Il a été probablement induit en erreur par la lecture de son journal ; je dis qu'il est regrettable, et c'est pour la deuxième fois, que certaines organes de la presse me font dire toute autre chose que ce que j'ai dit, ces inexactitudes des journaux d'ordinaire, nous les méprisons... (Interruption). Certes nous les méprisons. Nous aurions beau faire s’il fallait les relever à chaque instant. Mais lorsque d’honorables membres de cette Chambre viennent reproduire dans cette enceinte ces assertions inexactes et erronées, oh ! alors il est de notre devoir de protester et de les combattre, et c'est avec un sentiment pénible de regret que je dois le dire, je ne m'attendais pas à des attaques aussi injustes qu'imméritées de la part d'un homme aussi sérieux, aussi haut placé, qu'il accueillait avec une légèreté inconcevable des assertions absurdes de son journal qu'il m'attribue et sur lesquelles il fonde toute une argumentation qui pèche par sa base.

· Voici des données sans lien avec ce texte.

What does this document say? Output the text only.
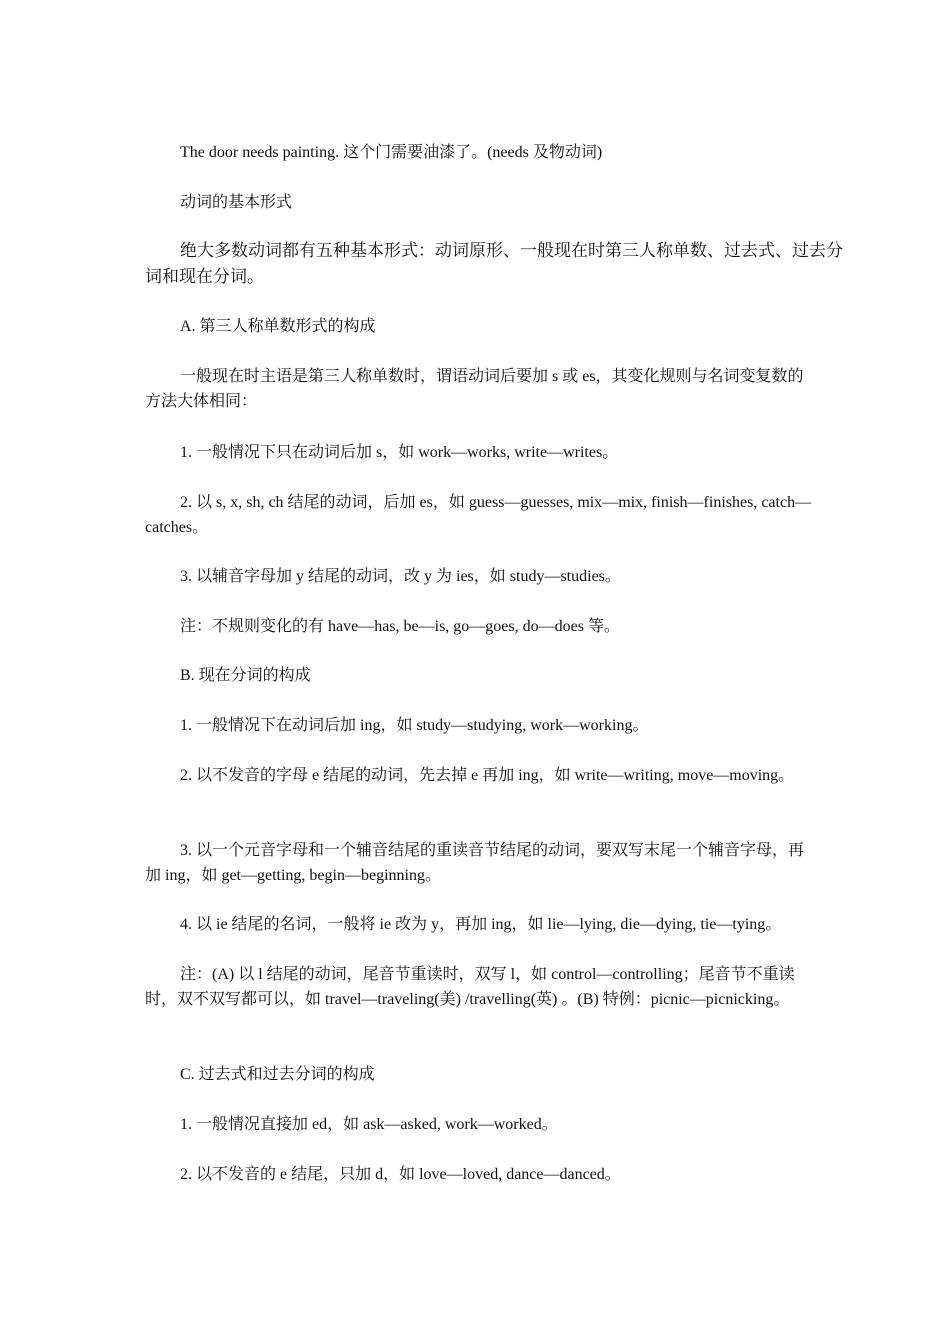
The door needs painting. 这个门需要油漆了。(needs 及物动词)

动词的基本形式

绝大多数动词都有五种基本形式：动词原形、一般现在时第三人称单数、过去式、过去分词和现在分词。

A. 第三人称单数形式的构成

一般现在时主语是第三人称单数时，谓语动词后要加 s 或 es，其变化规则与名词变复数的方法大体相同：

1. 一般情况下只在动词后加 s，如 work—works, write—writes。

2. 以 s, x, sh, ch 结尾的动词，后加 es，如 guess—guesses, mix—mix, finish—finishes, catch—catches。

3. 以辅音字母加 y 结尾的动词，改 y 为 ies，如 study—studies。

注：不规则变化的有 have—has, be—is, go—goes, do—does 等。

B. 现在分词的构成

1. 一般情况下在动词后加 ing，如 study—studying, work—working。

2. 以不发音的字母 e 结尾的动词，先去掉 e 再加 ing，如 write—writing, move—moving。

3. 以一个元音字母和一个辅音结尾的重读音节结尾的动词，要双写末尾一个辅音字母，再加 ing，如 get—getting, begin—beginning。

4. 以 ie 结尾的名词，一般将 ie 改为 y，再加 ing，如 lie—lying, die—dying, tie—tying。

注：(A) 以 l 结尾的动词，尾音节重读时，双写 l，如 control—controlling；尾音节不重读时，双不双写都可以，如 travel—traveling(美) /travelling(英) 。(B) 特例：picnic—picnicking。

C. 过去式和过去分词的构成

1. 一般情况直接加 ed，如 ask—asked, work—worked。

2. 以不发音的 e 结尾，只加 d，如 love—loved, dance—danced。
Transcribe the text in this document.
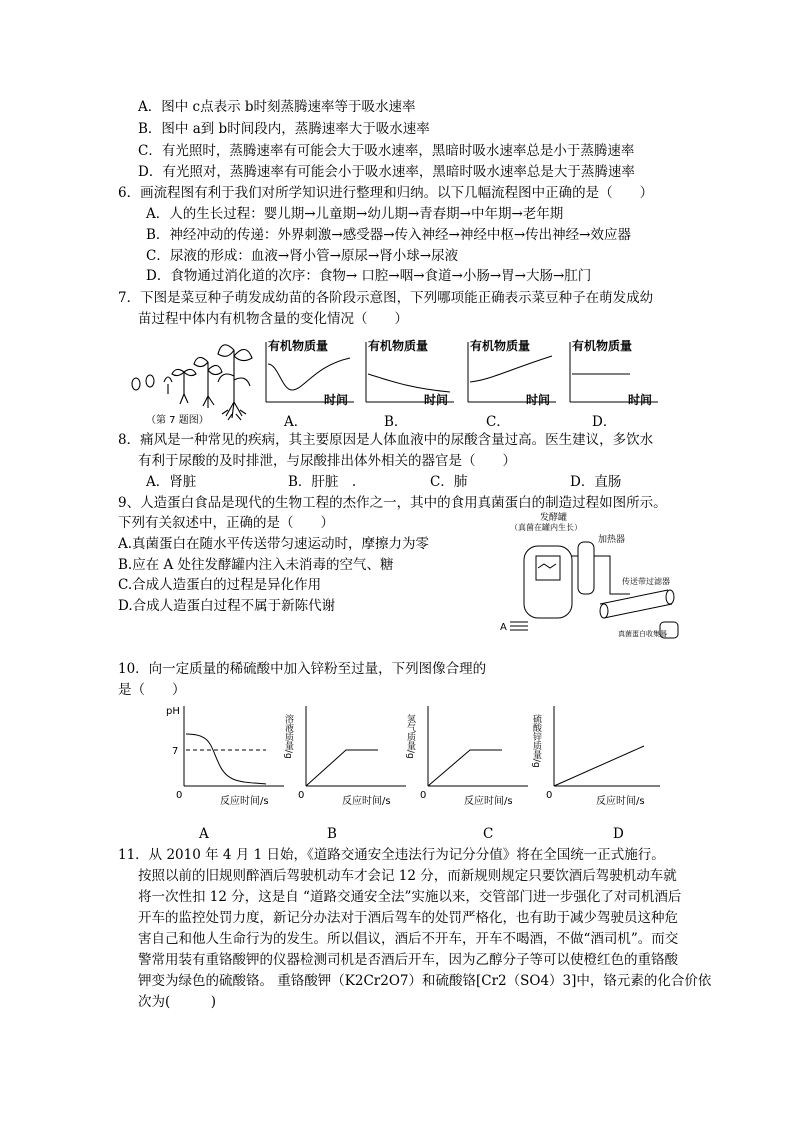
A．图中 c点表示 b时刻蒸腾速率等于吸水速率
B．图中 a到 b时间段内，蒸腾速率大于吸水速率
C．有光照时，蒸腾速率有可能会大于吸水速率，黑暗时吸水速率总是小于蒸腾速率
D．有光照对，蒸腾速率有可能会小于吸水速率，黑暗时吸水速率总是大于蒸腾速率
6．画流程图有利于我们对所学知识进行整理和归纳。以下几幅流程图中正确的是（　　）
A．人的生长过程：婴儿期→儿童期→幼儿期→青春期→中年期→老年期
B．神经冲动的传递：外界刺激→感受器→传入神经→神经中枢→传出神经→效应器
C．尿液的形成：血液→肾小管→原尿→肾小球→尿液
D．食物通过消化道的次序：食物→ 口腔→咽→食道→小肠→胃→大肠→肛门
7．下图是菜豆种子萌发成幼苗的各阶段示意图，下列哪项能正确表示菜豆种子在萌发成幼
苗过程中体内有机物含量的变化情况（　　）
（第 7 题图）
有机物质量
时间
有机物质量
时间
有机物质量
时间
有机物质量
时间
A．	B．	C．	D．
8．痛风是一种常见的疾病，其主要原因是人体血液中的尿酸含量过高。医生建议，多饮水
有利于尿酸的及时排泄，与尿酸排出体外相关的器官是（　　）
A．肾脏	B．肝脏　.	C．肺	D．直肠
9、人造蛋白食品是现代的生物工程的杰作之一，其中的食用真菌蛋白的制造过程如图所示。
下列有关叙述中，正确的是（　　）
A.真菌蛋白在随水平传送带匀速运动时，摩擦力为零
B.应在 A 处往发酵罐内注入未消毒的空气、糖
C.合成人造蛋白的过程是异化作用
D.合成人造蛋白过程不属于新陈代谢
发酵罐
（真菌在罐内生长）
加热器
传送带过滤器
A
真菌蛋白收集器
10．向一定质量的稀硫酸中加入锌粉至过量，下列图像合理的
是（　　）
pH
7
0
反应时间/s
溶液质量/g
0
反应时间/s
氢气质量/g
0
反应时间/s
硫酸锌质量/g
0
反应时间/s
A	B	C	D
11．从 2010 年 4 月 1 日始，《道路交通安全违法行为记分分值》将在全国统一正式施行。
按照以前的旧规则醉酒后驾驶机动车才会记 12 分，而新规则规定只要饮酒后驾驶机动车就
将一次性扣 12 分，这是自 “道路交通安全法”实施以来，交管部门进一步强化了对司机酒后
开车的监控处罚力度，新记分办法对于酒后驾车的处罚严格化，也有助于减少驾驶员这种危
害自己和他人生命行为的发生。所以倡议，酒后不开车，开车不喝酒，不做“酒司机”。而交
警常用装有重铬酸钾的仪器检测司机是否酒后开车，因为乙醇分子等可以使橙红色的重铬酸
钾变为绿色的硫酸铬。 重铬酸钾（K2Cr2O7）和硫酸铬[Cr2（SO4）3]中，铬元素的化合价依
次为(　　　)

Voici donc ce que j'ai dit : Je trouve dans une brochure distribuée à tous les honorables membres de cette Chambre de la part de la société de la Vieille-Montagne elle-même, et intitulée : « Protestations collective des principales industries de zinc de la Belgique contre l’accusation erronée d’insalubrité, etc. ; » dans cette brochure je trouve à la page 27 à la fin : « De tous les poisons minéraux, a dit Orfila, les sels à base de zinc sont les moins dangereux. » Et j’ai ajouté : « Je vous le demande, messieurs, quand Orfila, un des premiers chimistes de l’Europe, a classé les sels de zinc dans la catégorie des poisons minéraux, si l’on est bien fondé à soutenir que les préparations de sels de zinc ne sont pas dangereux et délétères ! Certes il en est de plus dangereux, mais il ne s’agit pas ici du plus ou du moins ; je me suis bien gardé de dire que le zinc à l’état de métal est un poison mais je pourrais demander à l’honorable membre si, en sa qualité de bourgmestre de la capitale, on n’a pas soulevé des plaintes contre les tuyaux des pompes à bière dont on se sert dans les estaminets et les cafés et si aujourd’hui on n'a pas supprimé ces tuyaux parce que la bière en y stagnant forme un sel de zinc par l'acide qu'elle contient et devient ainsi une boisson dangereuse et nuisible à la santé.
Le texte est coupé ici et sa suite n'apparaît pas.